With data science emerging as one of the hottest professions in the recent years, there’s an extremely high demand for data practitioners.
However, many aspirants are bogged down by the myth that you need a Ph.D. or a Master’s in the field to become a data scientist.
Those with very little statistics or programming skills too are often afraid of taking up courses in data science fearing they won’t find any use of what they learn.
But in reality, if you have a passion for learning, can grapple with new challenges and persevere, you can learn data science in just 6 weeks
And we don’t mean learning some basic things that won’t help you in getting a job.
In 6 weeks, the right course can get you job-ready by teaching you the requisite skills and techniques covering an extensive range of data science topics such as Python, SQL, databases, methodologies, open source tools and libraries, data analysis, data visualization, and machine learning.
With courses that have projects where real-world data sets and real data science tools are used, you can get hands-on practice and experience in the field, which will come handy while searching for data science jobs.
Structure of a typical 6-week course
Whether you come from the IT or design field with a bit of coding experience, or a completely unrelated field, a curriculum like the following can help to your data science learning path:
Week 1: Data science fundamentals
Week 2: Explanatory Analysis
From explanatory data analysis, and statistics with Python to Spark APIs (both structured and unstructured), data extraction, and the importance of Spark architecture for big data and more, you will get to know a lot of things about data science.
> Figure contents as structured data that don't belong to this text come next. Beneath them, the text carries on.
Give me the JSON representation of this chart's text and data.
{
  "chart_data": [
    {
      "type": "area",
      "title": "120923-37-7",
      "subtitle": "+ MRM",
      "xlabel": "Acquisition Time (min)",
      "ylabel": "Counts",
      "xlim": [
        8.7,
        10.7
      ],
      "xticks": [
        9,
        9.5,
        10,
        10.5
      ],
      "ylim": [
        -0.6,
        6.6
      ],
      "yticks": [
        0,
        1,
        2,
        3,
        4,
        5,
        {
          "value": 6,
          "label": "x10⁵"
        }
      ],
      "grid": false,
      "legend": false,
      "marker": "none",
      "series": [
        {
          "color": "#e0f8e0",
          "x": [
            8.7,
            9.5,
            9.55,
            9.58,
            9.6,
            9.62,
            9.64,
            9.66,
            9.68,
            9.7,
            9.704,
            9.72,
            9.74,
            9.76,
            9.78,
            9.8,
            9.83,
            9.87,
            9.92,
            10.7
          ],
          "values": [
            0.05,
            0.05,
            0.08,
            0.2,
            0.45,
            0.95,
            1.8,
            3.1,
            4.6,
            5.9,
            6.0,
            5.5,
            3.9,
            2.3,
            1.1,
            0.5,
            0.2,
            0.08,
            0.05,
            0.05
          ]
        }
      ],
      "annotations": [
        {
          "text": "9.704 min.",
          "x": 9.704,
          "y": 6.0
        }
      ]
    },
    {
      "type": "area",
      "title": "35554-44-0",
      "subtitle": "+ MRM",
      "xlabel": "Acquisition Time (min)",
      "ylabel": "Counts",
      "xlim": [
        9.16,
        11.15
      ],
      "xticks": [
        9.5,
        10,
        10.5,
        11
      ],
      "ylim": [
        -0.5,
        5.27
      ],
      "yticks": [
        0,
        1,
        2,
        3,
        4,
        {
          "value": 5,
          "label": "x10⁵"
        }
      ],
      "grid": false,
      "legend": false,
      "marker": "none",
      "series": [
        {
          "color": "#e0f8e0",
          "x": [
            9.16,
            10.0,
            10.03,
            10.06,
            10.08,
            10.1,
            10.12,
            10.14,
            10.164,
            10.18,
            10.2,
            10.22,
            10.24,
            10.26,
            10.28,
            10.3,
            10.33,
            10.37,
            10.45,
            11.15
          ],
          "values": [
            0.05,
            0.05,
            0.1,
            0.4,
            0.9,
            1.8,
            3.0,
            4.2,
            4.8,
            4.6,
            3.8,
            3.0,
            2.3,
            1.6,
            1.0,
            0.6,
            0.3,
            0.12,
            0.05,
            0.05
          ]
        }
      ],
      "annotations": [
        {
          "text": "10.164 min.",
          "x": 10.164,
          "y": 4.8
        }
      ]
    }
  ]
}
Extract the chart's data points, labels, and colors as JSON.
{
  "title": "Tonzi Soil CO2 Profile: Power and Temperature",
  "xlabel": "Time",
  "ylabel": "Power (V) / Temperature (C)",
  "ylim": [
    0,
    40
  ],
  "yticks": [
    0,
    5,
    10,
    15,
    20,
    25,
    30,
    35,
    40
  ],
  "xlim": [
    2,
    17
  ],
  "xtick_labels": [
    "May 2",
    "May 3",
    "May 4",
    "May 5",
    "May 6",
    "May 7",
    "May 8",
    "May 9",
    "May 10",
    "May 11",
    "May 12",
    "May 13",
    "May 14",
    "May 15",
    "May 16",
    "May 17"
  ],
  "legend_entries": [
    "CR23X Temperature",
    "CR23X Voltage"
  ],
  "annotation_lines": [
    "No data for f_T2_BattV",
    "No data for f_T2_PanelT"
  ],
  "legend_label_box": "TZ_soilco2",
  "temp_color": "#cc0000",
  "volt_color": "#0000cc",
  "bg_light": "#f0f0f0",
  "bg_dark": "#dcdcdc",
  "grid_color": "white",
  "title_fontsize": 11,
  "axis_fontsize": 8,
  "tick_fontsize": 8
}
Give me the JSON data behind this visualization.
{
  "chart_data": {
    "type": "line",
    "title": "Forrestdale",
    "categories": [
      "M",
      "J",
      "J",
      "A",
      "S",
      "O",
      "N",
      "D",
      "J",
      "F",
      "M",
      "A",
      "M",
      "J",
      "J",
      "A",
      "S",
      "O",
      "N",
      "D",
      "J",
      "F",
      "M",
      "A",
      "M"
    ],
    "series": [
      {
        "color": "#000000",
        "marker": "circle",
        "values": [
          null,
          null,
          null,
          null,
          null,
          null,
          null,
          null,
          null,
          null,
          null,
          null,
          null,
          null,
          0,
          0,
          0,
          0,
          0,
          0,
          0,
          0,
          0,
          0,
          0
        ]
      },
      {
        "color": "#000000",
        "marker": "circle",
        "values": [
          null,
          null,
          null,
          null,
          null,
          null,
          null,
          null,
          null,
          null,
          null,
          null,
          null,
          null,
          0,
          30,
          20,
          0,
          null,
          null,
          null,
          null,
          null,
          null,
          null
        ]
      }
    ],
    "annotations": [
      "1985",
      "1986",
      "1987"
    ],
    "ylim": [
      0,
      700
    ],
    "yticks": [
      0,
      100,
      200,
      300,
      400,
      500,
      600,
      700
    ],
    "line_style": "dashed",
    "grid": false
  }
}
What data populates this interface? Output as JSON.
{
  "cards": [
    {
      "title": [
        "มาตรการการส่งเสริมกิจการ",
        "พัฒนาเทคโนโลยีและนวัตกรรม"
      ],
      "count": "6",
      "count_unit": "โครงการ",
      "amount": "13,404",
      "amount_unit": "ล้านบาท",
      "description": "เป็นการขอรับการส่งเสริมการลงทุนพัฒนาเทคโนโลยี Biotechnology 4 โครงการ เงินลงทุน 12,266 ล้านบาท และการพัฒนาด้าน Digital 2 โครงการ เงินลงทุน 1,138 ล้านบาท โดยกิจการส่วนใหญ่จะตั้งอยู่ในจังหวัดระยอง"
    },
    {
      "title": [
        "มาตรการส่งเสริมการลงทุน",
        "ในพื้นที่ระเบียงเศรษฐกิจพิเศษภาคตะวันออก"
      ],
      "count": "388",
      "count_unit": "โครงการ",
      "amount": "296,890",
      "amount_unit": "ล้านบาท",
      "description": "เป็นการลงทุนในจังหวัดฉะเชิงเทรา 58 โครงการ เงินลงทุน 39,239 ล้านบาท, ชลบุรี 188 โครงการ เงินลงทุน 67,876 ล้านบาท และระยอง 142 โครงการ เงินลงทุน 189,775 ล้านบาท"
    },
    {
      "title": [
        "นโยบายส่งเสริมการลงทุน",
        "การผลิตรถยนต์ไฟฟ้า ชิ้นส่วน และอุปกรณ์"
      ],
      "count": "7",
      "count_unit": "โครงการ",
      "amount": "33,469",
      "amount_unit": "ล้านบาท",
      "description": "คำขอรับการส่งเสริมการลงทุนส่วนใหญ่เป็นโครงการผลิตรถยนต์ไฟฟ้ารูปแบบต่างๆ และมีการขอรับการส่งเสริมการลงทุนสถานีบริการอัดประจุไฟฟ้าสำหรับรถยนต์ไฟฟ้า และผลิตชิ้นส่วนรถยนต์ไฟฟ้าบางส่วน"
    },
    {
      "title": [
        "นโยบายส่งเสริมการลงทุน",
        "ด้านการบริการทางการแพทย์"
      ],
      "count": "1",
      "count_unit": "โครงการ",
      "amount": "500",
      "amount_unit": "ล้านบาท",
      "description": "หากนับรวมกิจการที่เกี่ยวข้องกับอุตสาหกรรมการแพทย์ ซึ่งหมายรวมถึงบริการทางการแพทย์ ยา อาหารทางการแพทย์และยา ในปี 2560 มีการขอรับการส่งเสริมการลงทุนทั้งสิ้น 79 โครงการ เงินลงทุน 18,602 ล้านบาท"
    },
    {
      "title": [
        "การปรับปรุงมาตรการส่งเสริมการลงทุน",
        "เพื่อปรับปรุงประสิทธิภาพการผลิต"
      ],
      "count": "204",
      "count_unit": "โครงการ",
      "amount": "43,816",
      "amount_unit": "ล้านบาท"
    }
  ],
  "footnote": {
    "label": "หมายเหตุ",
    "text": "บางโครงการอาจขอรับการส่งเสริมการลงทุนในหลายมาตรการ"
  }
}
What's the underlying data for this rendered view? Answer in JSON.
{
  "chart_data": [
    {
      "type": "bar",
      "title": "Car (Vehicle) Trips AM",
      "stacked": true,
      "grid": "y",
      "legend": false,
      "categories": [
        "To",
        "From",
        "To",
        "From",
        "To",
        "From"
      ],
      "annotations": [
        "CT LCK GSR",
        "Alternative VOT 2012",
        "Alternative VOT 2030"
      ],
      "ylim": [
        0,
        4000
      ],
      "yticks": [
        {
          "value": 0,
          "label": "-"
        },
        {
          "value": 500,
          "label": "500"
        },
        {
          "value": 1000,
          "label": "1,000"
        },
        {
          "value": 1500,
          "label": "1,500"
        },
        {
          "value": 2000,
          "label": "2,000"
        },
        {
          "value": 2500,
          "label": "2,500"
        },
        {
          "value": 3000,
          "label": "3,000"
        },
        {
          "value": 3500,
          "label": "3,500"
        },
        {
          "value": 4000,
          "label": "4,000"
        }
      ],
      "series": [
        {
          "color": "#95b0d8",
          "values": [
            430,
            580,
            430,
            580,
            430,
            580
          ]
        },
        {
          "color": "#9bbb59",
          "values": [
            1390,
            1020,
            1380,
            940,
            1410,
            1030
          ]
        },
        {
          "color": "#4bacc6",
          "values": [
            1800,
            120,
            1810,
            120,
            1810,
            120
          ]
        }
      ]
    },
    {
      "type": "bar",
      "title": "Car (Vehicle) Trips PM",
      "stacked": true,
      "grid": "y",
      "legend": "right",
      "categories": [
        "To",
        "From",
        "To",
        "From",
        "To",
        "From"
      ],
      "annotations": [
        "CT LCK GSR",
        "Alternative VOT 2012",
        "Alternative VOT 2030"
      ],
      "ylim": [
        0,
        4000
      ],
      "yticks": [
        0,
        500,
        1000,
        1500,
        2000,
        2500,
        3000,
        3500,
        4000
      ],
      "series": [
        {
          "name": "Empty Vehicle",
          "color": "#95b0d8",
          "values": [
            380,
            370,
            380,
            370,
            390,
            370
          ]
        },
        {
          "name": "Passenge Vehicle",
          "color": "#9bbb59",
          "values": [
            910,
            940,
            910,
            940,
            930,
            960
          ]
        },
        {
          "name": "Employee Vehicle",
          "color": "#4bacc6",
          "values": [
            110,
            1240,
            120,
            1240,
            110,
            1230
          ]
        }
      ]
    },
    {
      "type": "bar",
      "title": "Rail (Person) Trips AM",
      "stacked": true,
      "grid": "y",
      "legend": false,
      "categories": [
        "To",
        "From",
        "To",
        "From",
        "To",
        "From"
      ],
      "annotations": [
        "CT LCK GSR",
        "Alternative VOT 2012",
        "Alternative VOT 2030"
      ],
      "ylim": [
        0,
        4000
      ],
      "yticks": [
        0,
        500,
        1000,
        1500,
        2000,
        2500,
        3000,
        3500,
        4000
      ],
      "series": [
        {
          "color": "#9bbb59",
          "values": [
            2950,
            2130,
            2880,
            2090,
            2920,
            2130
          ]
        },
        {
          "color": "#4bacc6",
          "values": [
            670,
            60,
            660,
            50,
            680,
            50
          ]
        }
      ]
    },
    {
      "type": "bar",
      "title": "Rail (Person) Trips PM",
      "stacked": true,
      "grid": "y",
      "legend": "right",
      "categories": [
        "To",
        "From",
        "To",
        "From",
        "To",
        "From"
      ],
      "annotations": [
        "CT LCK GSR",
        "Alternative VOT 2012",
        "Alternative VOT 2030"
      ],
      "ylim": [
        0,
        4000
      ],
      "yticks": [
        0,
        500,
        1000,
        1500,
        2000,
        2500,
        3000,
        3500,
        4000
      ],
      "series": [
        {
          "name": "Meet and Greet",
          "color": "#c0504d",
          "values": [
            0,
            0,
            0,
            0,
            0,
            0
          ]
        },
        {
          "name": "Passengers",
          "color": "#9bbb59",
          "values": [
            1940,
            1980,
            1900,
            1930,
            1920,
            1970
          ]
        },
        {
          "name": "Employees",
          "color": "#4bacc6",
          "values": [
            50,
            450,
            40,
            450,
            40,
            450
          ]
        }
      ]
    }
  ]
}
Week 3: Machine Learning-I
Your lessons will start with linear regression and logistic regression, and then proceed to understanding evaluating models in data science and interpreting them. You will also learn how to choose the right model best suited for the task at hand. This week is likely to include some more lessons on Spark such as exploring and preprocessing the data with Spark, ways to do feature extraction using Spark etc.
Week 4: Machine Learning-II
You will delve deeper into machine learning this week to learn about support vector machines, as well as random forest and decision trees. You will also learn about using decision trees and linear regression with Spark.
Week 5: Machine Learning-III
From an introduction to clustering and the top clustering algorithms you need to know, to clustering with Spark, this week will keep you busy by teaching you the unsupervised machine learning technique. This week will also let you learn about dimension reduction or variable reduction techniques along with Principal Component Analysis (PCA).
Week 6: Projects
An intensive learning course in data science wouldn’t be complete without real-life projects. That’s exactly what you get to do during the last week after learning feature evaluation and cross-validation, as well as hyperparameter optimization and tuning.
So, get started on your data science career by taking a 6-week course like the one above that will get you job-ready.